We're also to blame

In your articles about terrorism and religion, the authors omitted critical information to help readers understand the root causes of Middle Eastern hatred of the Western powers. In laying the blame for violence on our evolutionary history or on conflicts in the Middle Ages, we allow ourselves to escape introspection and an analysis of our present foreign policy. Suggesting that European Christianity has matured and outgrown ethnic and religious warfare requires forgetting the 20th century.

Not only do your authors disregard two World Wars and the Holocaust, but they also fail to mention the battles over North African and Middle Eastern oil fields during those wars. They also neglect to mention how America and Europe continued to control the Middle East after World War II through puppet governments, military aid and support of regimes with horrible human rights records (such as Baathist Iraq).

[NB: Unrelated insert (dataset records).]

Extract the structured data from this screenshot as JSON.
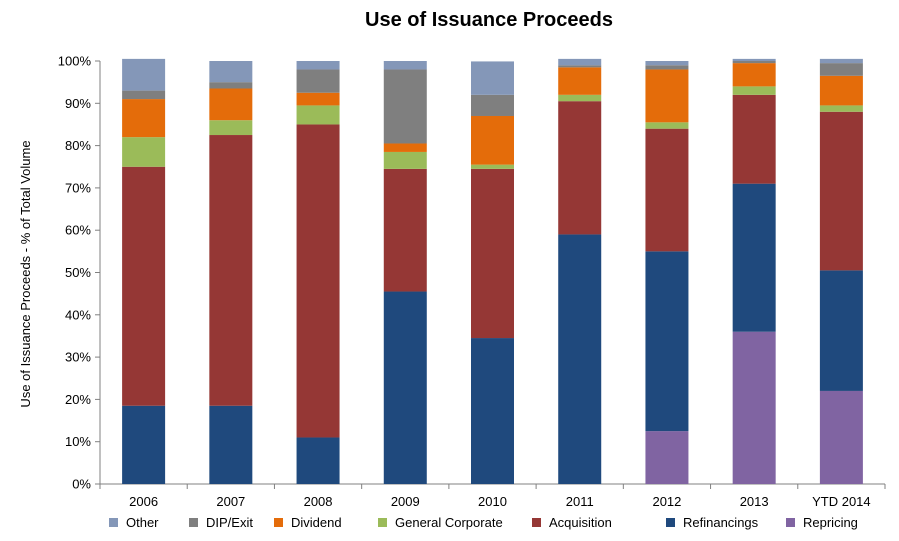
{
  "chart_data": {
    "type": "bar",
    "stacked": true,
    "title": "Use of Issuance Proceeds",
    "ylabel": "Use of Issuance Proceeds - % of Total Volume",
    "xlabel": "",
    "ylim": [
      0,
      100
    ],
    "y_ticks": [
      "0%",
      "10%",
      "20%",
      "30%",
      "40%",
      "50%",
      "60%",
      "70%",
      "80%",
      "90%",
      "100%"
    ],
    "categories": [
      "2006",
      "2007",
      "2008",
      "2009",
      "2010",
      "2011",
      "2012",
      "2013",
      "YTD 2014"
    ],
    "legend_position": "bottom",
    "series": [
      {
        "name": "Repricing",
        "color": "#8064a2",
        "values": [
          0,
          0,
          0,
          0,
          0,
          0,
          12.5,
          36,
          22
        ]
      },
      {
        "name": "Refinancings",
        "color": "#1f497d",
        "values": [
          18.5,
          18.5,
          11,
          45.5,
          34.5,
          59,
          42.5,
          35,
          28.5
        ]
      },
      {
        "name": "Acquisition",
        "color": "#953735",
        "values": [
          56.5,
          64,
          74,
          29,
          40,
          31.5,
          29,
          21,
          37.5
        ]
      },
      {
        "name": "General Corporate",
        "color": "#9bbb59",
        "values": [
          7,
          3.5,
          4.5,
          4,
          1,
          1.5,
          1.5,
          2,
          1.5
        ]
      },
      {
        "name": "Dividend",
        "color": "#e46c0a",
        "values": [
          9,
          7.5,
          3,
          2,
          11.5,
          6.5,
          12.5,
          5.5,
          7
        ]
      },
      {
        "name": "DIP/Exit",
        "color": "#7f7f7f",
        "values": [
          2,
          1.5,
          5.5,
          17.5,
          5,
          0.5,
          1,
          0.5,
          3
        ]
      },
      {
        "name": "Other",
        "color": "#8497b8",
        "values": [
          7.5,
          5,
          2,
          2,
          7.9,
          1.5,
          1,
          0.5,
          1
        ]
      }
    ],
    "legend_order": [
      "Other",
      "DIP/Exit",
      "Dividend",
      "General Corporate",
      "Acquisition",
      "Refinancings",
      "Repricing"
    ],
    "grid": false
  }
}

During the decade of sanctions on Iraq between the Gulf War and the present Iraq War, over 500,000 children died there of malnutrition and easily curable diseases. These children were the accepted costs of a policy designed to force the Iraqi population to rise up against Saddam and used their misery as a tool of war.

Terrorists arise out of populations that are oppressed, poor, humiliated, and powerless. Desperate acts are committed by desperate people, no matter what their religion or ethnicity. If we honestly want to know why they kill, we need to ask why they are desperate, and we need to have the courage to acknowledge our own part in creating their desperate conditions.